Le délégataire appelé à condamnation, lorsqu’il considèrera que le manquement qui lui est reproché est la conséquence d’un défaut des moyens accordés par l’Etat, pourra appeler celui-ci à le garantir des condamnations mises à sa charge. Chaque année, la commission rendra un rapport, faisant un bilan des difficultés relatives au logement et à la réalisation de l’objectif légal de mixité sociale dans son ressort. Celui-ci permettra une évaluation de la mise en œuvre locale et nationale du droit au logement et l’apport immédiat de correctifs adaptés en cas de besoin.

Afin qu’il fasse partie du droit commun, le droit au logement opposable devra concerner tout le monde et tous les domaines du logement. En raison même de la nature de ce droit, sa mise en œuvre totale nécessitera un long délai. Dans un premier temps, l’État doit promulguer l’opposabilité du droit au logement. Ce sera l’axe intangible, qui conduira l’action de la politique du logement et garantira, à terme, l’effectivité d’un logement décent pour chacun.

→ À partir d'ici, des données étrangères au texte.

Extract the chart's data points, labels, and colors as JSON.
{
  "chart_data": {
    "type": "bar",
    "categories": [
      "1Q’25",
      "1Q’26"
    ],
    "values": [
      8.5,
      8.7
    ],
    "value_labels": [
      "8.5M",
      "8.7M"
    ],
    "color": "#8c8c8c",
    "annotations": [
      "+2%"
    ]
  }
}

En concertation avec les différents acteurs de l’habitat, l’État définira alors le calendrier des étapes de sa mise en œuvre. La première étape devant être, sans doute, l’application de l’opposabilité du droit au logement aux personnes concernées par les Plans départementaux d’action pour le logement des personnes défavorisées. Gagner le droit au logement opposable, cela demande la mobilisation tous.

Le Haut comité pour le logement des personnes défavorisées et le Conseil économique et social s’y sont déjà engagés, de nombreuses associations et syndicats le revendiquent aussi. Certains responsables politiques, de droite comme de gauche, se sont prononcés en sa faveur. Il ne s’agit pas d’une nouvelle contrainte, mais d’un engagement pour plus d’équité entre nous et un mieux vivre ensemble pour notre société.